1st Winner Essay Competition DEMA FEBI IAIN SURAKARTA 2017
Preloved Stuff : Fenomena Ekonomi Kreatif Mahasiswa Masa Kini
Perkembangan
globalisasi menghantarkan kita menuju sesuatu yang tak berbatas. Kecepatan
informasi dan pengetahuan memboyong sebuah efek positif dan negatif. Kegiatan
positif dapat membantu kita mudah memaksimalkan tugas kita apalagi seorang
mahasiswa. Kita tidak perlu susah mencari banyak sumber referensi. Dampak
negatif juga menyergap kita. Kecepatan informasi memberi efek cepatnya masuk
iklan ke dalam genggaman tangan-tangan kita. Iklan yang sekarang lebih variatif
bentuknya menimbulkan dampak konsumtif.
Pendapat
tersebut diakui oleh Karmila Emy sebagai financial consultant at AXA Financial,
bahwa keberadaan teknologi yang maju berimpikasi pada tingkat daya beli
masyarakat (Emy, 2016) .
Tingkat komsumsi masyarakat Indonesia berada di beragam sektor, baik makanan,
fashion, gadget, otomotif dan hingga barang tersier lainnya. Pelaku gaya hidup
komsumtif tidak lagi terbatas untuk orang dewasa yang berpenghasilan tetap,
tapi salah satunya adalah mahasiswa.
Mahasiswa
adalah salah satu kelompok masyarakat yang mendapatkan pendidikan lanjut hingga
perguruan tinggi. Berada dalam posisi teratas dalam tingkat pendidikan
Indonesia, jumlah mahasiswa Indonesia tak dapat dipandang sebelah mata. Sebagai
salah satu kelompok masyarakat berusia muda, maka secara tidak langsung
mahasiswa termasuk pelaku sifat komsumtif. Pelaku sifat konsumtif dengan
kemudahan teknologi memyasar hingga para kawula muda khususnya mahasiswa.
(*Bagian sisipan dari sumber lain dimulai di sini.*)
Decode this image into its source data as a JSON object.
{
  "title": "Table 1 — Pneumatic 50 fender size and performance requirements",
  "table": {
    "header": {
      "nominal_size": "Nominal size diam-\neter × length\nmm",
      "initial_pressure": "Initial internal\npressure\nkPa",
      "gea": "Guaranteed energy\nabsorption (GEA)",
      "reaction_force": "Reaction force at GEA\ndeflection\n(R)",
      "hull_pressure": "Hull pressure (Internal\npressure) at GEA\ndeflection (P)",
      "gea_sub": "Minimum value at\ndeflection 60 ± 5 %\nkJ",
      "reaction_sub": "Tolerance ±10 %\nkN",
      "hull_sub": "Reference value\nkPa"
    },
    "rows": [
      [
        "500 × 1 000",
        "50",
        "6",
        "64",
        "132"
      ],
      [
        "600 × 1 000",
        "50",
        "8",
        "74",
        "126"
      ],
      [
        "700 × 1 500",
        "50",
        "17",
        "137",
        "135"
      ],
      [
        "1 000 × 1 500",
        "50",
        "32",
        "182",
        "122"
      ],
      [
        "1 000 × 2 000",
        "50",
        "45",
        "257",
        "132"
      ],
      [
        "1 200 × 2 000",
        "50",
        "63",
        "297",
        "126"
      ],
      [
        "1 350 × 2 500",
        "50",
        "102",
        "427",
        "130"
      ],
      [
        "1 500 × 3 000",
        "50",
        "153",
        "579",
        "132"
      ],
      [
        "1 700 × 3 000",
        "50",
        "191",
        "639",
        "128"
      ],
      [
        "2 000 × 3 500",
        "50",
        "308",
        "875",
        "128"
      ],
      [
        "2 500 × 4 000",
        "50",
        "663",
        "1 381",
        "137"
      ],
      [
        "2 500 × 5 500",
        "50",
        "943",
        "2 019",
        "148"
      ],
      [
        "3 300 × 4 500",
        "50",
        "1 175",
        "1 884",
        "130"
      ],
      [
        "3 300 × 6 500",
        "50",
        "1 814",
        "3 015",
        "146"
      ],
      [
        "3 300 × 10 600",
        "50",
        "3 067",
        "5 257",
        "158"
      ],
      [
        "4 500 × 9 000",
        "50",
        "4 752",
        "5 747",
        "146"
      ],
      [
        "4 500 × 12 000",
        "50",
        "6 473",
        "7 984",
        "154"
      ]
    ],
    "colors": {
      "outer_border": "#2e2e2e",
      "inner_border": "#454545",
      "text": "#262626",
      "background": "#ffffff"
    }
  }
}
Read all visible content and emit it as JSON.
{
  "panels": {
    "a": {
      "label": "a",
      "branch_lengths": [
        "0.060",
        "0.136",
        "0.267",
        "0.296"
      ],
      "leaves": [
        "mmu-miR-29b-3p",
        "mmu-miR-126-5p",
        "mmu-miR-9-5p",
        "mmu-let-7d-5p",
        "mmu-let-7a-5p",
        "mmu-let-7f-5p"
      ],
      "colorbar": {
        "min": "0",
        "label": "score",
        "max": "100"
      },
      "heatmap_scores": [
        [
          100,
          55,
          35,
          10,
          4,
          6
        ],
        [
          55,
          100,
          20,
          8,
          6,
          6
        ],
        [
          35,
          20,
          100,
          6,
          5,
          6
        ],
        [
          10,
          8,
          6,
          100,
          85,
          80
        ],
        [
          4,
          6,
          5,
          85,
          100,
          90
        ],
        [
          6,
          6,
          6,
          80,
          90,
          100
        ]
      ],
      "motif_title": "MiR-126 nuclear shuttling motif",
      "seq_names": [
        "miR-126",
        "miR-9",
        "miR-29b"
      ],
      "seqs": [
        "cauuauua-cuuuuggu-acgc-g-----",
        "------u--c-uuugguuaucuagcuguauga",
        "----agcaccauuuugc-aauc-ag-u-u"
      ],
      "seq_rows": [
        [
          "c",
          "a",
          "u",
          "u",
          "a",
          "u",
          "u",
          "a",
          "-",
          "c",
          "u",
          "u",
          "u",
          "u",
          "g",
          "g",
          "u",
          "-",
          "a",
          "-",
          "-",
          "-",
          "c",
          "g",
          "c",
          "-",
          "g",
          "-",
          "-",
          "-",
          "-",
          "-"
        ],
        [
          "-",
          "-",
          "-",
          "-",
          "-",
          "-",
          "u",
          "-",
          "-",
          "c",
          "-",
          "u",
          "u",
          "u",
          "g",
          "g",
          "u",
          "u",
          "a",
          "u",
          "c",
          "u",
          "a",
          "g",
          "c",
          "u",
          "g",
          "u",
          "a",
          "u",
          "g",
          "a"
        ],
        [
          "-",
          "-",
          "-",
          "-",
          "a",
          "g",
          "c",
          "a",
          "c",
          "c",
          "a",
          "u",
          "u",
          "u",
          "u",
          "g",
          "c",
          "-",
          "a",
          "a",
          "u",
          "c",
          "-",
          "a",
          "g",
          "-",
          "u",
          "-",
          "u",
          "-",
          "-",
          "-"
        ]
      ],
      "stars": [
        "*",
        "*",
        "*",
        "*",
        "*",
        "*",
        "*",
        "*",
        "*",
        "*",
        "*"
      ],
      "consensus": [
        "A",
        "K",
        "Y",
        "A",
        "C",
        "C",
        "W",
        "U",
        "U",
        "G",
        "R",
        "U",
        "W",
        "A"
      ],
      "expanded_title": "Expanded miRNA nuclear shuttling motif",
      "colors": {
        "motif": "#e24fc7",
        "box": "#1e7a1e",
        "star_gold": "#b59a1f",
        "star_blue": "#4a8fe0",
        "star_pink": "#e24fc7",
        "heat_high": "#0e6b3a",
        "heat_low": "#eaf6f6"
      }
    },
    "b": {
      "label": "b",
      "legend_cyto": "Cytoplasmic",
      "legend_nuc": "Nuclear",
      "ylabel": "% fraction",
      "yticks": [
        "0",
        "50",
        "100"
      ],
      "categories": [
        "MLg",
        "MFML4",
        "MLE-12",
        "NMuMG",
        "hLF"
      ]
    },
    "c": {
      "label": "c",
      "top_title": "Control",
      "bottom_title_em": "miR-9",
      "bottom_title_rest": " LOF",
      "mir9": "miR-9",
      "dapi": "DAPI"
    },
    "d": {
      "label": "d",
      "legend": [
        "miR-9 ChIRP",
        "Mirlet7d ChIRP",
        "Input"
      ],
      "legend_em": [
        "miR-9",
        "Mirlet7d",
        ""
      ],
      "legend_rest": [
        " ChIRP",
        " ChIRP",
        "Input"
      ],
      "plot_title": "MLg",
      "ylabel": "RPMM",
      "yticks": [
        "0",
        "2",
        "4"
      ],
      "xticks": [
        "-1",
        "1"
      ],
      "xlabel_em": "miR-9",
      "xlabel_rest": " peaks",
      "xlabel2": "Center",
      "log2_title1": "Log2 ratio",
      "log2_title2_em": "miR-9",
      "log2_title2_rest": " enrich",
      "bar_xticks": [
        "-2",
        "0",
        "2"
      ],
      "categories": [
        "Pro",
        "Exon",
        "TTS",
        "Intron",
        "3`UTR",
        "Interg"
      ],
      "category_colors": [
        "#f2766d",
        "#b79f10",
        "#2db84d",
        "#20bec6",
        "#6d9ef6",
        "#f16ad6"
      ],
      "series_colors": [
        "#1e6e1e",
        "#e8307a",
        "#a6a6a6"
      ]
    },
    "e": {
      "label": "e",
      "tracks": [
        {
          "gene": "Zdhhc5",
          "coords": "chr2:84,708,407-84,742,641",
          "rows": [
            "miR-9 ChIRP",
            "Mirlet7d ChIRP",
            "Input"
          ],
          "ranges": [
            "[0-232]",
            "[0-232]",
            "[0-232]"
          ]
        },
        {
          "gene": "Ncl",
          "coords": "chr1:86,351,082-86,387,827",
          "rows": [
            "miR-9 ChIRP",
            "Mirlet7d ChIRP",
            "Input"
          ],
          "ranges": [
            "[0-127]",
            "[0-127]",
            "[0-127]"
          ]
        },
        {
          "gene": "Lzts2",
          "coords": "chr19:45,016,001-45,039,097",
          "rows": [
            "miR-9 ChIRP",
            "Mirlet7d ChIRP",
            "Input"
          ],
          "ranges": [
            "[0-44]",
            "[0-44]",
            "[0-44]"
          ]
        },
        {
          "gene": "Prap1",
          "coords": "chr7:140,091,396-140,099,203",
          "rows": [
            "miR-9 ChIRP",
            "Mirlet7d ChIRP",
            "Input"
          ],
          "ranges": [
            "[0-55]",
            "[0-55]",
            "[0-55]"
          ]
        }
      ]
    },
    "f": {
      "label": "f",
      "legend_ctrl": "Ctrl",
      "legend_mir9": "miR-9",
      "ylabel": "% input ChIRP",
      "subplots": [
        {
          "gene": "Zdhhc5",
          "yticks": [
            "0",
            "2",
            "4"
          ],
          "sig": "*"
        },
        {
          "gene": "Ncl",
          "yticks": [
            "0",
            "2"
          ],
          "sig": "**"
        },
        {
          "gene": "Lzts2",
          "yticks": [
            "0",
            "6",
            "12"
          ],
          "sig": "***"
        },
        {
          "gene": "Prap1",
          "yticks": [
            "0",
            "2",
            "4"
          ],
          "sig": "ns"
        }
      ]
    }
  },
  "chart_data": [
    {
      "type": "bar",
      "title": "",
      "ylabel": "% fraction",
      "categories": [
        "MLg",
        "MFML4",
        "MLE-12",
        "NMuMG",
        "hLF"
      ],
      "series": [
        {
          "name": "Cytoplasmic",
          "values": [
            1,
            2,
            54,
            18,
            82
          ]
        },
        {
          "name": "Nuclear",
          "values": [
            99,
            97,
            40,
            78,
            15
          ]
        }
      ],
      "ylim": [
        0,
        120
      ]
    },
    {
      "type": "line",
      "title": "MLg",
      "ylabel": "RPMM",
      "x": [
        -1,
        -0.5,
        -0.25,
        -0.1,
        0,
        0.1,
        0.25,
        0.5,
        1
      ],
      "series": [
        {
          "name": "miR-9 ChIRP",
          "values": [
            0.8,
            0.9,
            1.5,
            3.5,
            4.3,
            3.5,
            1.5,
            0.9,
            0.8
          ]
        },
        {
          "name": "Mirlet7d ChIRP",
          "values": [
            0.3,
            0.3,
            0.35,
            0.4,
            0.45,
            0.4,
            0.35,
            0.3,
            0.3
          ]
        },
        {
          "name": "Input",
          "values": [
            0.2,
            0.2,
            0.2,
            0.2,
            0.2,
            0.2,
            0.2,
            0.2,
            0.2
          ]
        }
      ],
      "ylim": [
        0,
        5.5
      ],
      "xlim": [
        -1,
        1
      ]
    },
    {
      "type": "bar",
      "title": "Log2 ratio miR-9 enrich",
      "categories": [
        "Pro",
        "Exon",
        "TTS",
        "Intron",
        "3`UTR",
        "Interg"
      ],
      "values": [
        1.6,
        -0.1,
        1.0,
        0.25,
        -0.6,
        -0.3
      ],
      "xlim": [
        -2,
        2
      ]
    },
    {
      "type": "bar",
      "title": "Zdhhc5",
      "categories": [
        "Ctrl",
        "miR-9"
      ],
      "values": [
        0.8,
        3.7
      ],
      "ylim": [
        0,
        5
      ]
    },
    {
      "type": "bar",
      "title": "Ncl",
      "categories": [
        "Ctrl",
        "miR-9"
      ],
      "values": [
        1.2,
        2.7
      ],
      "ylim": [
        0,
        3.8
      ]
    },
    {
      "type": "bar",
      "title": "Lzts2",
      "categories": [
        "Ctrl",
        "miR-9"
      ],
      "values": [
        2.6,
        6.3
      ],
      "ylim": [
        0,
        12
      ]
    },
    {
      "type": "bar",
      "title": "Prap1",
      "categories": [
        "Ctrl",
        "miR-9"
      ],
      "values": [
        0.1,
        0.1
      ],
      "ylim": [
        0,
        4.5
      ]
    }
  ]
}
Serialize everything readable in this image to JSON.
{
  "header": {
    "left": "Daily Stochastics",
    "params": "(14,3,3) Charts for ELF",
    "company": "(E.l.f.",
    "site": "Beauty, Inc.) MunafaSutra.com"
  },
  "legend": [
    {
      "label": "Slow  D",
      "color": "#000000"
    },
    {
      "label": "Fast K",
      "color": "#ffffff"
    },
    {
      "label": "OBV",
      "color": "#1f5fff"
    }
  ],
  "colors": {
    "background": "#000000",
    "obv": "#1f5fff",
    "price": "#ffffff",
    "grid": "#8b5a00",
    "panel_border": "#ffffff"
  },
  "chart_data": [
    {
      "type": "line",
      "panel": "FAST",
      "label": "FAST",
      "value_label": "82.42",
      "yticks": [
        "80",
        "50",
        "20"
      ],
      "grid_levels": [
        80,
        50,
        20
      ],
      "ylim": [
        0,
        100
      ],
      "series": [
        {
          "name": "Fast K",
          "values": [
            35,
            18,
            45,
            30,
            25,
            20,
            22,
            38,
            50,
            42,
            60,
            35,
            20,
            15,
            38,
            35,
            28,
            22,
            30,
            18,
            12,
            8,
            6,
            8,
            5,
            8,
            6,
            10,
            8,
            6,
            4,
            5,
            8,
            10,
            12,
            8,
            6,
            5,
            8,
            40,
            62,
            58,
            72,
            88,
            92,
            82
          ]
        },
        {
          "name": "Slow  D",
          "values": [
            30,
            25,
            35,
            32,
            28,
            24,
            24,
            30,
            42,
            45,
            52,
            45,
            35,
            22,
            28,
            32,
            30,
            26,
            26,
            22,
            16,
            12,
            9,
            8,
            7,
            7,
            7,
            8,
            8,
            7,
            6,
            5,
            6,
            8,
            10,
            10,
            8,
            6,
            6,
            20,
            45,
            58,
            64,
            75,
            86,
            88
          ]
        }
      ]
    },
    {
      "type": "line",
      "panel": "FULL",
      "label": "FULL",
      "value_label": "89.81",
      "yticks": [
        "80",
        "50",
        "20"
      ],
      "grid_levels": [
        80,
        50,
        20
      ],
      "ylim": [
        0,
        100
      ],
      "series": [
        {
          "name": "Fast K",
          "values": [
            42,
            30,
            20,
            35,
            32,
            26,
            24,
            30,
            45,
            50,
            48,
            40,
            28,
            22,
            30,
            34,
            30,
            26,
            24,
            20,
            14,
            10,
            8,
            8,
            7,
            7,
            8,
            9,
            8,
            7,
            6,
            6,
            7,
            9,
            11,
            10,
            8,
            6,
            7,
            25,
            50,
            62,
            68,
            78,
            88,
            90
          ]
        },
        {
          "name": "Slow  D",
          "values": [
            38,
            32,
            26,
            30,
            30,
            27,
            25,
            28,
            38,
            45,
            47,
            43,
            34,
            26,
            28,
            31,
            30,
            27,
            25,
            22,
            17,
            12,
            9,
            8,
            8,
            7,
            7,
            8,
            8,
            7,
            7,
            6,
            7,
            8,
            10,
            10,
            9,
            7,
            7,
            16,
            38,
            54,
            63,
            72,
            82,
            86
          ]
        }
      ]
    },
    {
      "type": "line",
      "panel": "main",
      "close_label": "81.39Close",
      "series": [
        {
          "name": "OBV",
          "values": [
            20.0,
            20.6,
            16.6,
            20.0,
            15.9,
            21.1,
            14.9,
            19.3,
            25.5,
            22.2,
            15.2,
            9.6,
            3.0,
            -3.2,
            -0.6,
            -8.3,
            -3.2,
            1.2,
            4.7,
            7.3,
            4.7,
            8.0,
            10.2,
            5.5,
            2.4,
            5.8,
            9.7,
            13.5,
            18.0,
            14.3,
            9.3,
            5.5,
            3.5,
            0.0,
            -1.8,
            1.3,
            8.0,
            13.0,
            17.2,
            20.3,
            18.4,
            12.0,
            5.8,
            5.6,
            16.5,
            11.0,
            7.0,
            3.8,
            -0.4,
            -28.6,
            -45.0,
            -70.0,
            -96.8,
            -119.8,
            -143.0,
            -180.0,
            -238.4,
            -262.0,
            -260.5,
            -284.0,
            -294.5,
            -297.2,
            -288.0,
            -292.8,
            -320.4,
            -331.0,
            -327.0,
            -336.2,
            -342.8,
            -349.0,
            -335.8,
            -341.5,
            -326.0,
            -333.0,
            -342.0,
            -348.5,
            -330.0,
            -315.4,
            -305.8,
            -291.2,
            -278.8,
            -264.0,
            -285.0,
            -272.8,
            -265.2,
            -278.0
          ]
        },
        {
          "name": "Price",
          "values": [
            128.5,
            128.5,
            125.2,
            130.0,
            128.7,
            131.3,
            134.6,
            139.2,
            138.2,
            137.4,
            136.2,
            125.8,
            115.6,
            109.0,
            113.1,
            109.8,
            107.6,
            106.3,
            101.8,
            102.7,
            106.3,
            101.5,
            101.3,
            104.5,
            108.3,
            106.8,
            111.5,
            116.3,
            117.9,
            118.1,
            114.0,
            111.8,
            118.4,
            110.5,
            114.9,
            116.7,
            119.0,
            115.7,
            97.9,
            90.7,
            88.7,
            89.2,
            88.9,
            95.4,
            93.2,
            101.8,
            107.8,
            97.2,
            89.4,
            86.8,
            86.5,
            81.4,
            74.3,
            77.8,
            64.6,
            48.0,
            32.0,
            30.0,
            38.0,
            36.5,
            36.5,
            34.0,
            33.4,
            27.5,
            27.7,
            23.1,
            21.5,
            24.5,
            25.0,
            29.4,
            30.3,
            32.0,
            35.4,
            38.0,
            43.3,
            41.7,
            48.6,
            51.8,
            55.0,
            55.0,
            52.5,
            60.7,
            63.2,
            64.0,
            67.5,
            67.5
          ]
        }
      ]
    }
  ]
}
Mahasiswa dengan mudah mengakses barang-barang yang ia inginkan, terlebih
dengan adanya online shop.
Keberadaan
online shop bagi seumuran mahasiswa kebanyakan yang diakses adalah sektor
fashion. Fashion bagi mahasiswa sangat diperhatikan, karena fashion adalah
salah satu wahana bersosial. Bagi para mahasiswa yang social climber,
fashion tentu pilihan strategis untuk menjadi pilihan pelejit eksistensinya.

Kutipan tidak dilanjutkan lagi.